While AI tools have been part of recruitment processes for years—screening resumes and scoring candidates—this new data points to a deeper level of reliance, where AI-generated recommendations can directly affect an employee’s career trajectory.

The findings, based on a survey of over 1,300 human resources managers, reveal that the majority of respondents have turned to AI systems to guide decisions that were once considered strictly human territory. Specifically, 66% of managers reported using AI when considering layoffs, while 78% used it to determine salary increases, and 77% relied on it to assess promotion eligibility.

In a significant development, over 20% of managers admitted to allowing AI systems to make final decisions without human oversight. Though most claim they would override an AI decision if they disagreed with it, the trend suggests a growing trust in algorithmic outputs—even in matters requiring human judgment.

One concerning aspect highlighted by the survey is the lack of formal training: only about one-third of managers using AI tools for personnel management had structured training in how to apply these systems responsibly. This raises questions about accountability, bias, and the potential for flawed decision-making.
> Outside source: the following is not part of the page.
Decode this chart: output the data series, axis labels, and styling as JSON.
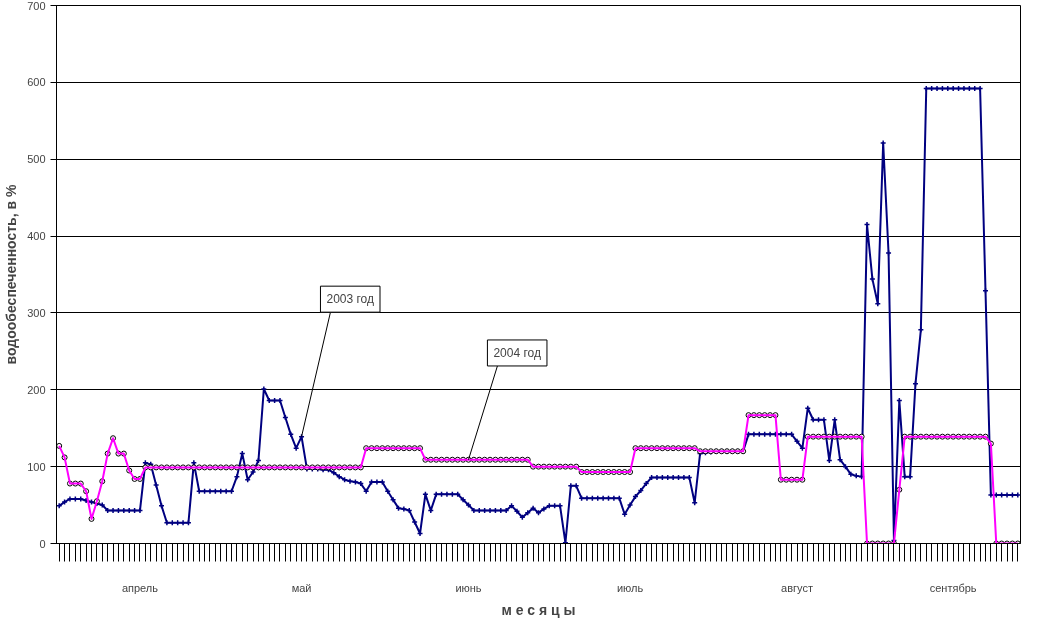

Experts warn that while AI can support efficiency and provide insights, it lacks human context and ethical nuance. Without safeguards, AI tools may perpetuate biases present in training data or simply reinforce the personal assumptions of their users.

The growing integration of AI into workplace management underscores the need for clearer governance, ethical guidelines, and transparency. As more organizations turn to machine learning to shape internal decisions, ensuring that these tools are used wisely—and not blindly—is becoming an urgent priority.